The eighth day of the tour turned out to be overcast but still with  good visibility. Starting with a good load from Kyle, she picked up a remarkable 95 at Broadford and was greeted by a queue of over 300 when she reached Portree just after noon.



Waverley arriving at Portree from Kyle and Broadford


Such a crowd, some with luggage and low water conditions made for an extended loading period. There was also the important matter of the Waverley painting competition, participated in by the children of Portree Primary School. The three winners were presented with Captain Caps by Captain Colledge at a little ceremony on the pier and , suitably promoted, the three budding artists were enlisted as ‘Assistant Skippers’ to  keep their many shipmates in order! They had plenty to do as this final sailing of the 2002 visit from Portree attracted well over 500 passengers, no doubt encouraged by the rare opportunity to sail along the eastern shore of the Trotternish Peninsula, Skye’s northernmost promontory. This is a fantastic coastline still showing the signs of the massive crushing forces of prehistoric earth movements and of the ripping and shearing forces of the Ice Age. Passengers and crew were gripped by the amazing natural formations - from the steep seaside cliffs, to the rock pinnacles of Storr, the Kilt Rock and the Quiraing.


Trotternish Coast from Waverley


Looking up to Storr, mist covered as it often is


Waverley continued northwards to Staffin Bay leaving Raasay astern and, eventually, Rona, a little island of the north of Raasay which possesses a naval base with some connotations to the adventures of Commander Bond.


On reaching the Bay of Staffin, Waverley had to turn for home – already late by the delay at Portree. Out past Staffin Island we could just see across the wide waters of the Minch, that notable seaway that separates the Inner and Outer Hebrides, to the distant Shiant Isles and the high hills of north Harris. We remembered back to two wonderful days when Waverley had previously cruised in these waters. The first was an unforgettable sailing in 1995 from Kyle and Portree round the northern tip of Skye to Loch Snizort where Waverley became the only paddle steamer ever to call at the King Edward pier at Uig. From there she continued on into Loch Dunvegan  and the famous castle of the MacLeods to become the first paddle steamer to call at Dunvegan pier in living memory – possible in the 20th Century.
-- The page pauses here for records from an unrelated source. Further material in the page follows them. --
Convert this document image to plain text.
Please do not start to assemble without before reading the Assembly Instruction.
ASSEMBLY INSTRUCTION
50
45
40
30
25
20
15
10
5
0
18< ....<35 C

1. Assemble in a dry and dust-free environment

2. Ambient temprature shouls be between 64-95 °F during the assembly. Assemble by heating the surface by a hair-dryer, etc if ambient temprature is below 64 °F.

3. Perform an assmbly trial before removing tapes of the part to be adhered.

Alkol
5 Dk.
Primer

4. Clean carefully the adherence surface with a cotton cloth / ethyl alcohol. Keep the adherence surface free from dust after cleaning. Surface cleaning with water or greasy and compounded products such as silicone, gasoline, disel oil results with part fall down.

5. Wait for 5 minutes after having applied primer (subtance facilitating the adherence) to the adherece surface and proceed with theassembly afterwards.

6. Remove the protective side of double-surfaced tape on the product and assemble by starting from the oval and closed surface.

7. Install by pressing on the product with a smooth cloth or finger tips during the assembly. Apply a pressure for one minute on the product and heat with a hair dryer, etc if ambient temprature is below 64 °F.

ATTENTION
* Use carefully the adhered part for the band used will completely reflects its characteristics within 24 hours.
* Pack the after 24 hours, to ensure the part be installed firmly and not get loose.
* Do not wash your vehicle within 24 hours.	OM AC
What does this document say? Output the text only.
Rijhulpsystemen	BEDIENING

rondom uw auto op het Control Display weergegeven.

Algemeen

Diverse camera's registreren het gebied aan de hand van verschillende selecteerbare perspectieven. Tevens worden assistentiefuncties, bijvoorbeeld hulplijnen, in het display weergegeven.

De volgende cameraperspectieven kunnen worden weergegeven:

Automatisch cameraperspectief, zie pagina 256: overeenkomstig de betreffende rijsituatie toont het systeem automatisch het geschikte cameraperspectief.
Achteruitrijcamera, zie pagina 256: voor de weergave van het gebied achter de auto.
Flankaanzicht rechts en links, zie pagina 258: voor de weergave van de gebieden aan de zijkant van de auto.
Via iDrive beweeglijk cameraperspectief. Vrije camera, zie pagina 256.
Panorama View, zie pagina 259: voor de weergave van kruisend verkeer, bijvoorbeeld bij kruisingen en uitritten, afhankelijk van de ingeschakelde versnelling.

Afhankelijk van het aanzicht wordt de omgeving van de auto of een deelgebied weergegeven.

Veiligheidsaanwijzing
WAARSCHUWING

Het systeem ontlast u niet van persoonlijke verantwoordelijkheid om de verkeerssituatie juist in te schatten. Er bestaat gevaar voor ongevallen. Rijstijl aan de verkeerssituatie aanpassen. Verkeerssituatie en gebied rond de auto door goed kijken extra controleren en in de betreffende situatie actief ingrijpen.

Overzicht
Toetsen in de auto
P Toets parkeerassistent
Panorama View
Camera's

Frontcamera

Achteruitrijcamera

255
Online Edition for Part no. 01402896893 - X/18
Waverley’s historic visit to Dunvegan ,















The other, surely unique, sailing occurred in 1989 when Waverley performed the only passage across the Minch that she has made with passengers aboard. Sailing early one sunny Saturday morning from Stornoway, the largest town in the Hebrides, she came down the coast of Lewis, passing Loch Erisort where she had earlier operated another unique sailing on an evening Ceilidh cruise from Stornoway, to Tarbert. Then came the thrilling and unrepeated sailing across to the north tip of Skye, through the Sound of Trodday and down to Portree. Truthfully, its ranks amongst the finest of sailing that I’ve ever made on Waverley in the last (near) 40 years.


By the time that the paddler was leaving Portree for the last time in 2002 she was nearly 1 hour late, delayed by the boarding time and tide and the desire not to disappoint our Skye passengers with a truncated sailing. However, she still had a long way to carry her faithful tour passengers that day as she was due to retrace her outward voyage as far a Tobermory in the Sound of Mull. Calls at Broadford and Kyle were expertly and efficiently handled as usual and the paddler took her leave of the latter having regained almost a third of her lost hour. Down below ‘more steam’ was called for and the Rankine and Blacknore Engine No 520 reciprocated with a swiftness and evenness reminiscent of its youth. The result was that the paddler made up more than her time deficiency and reached Tobermory slightly ahead of her advertised arrival time of 8.30pm.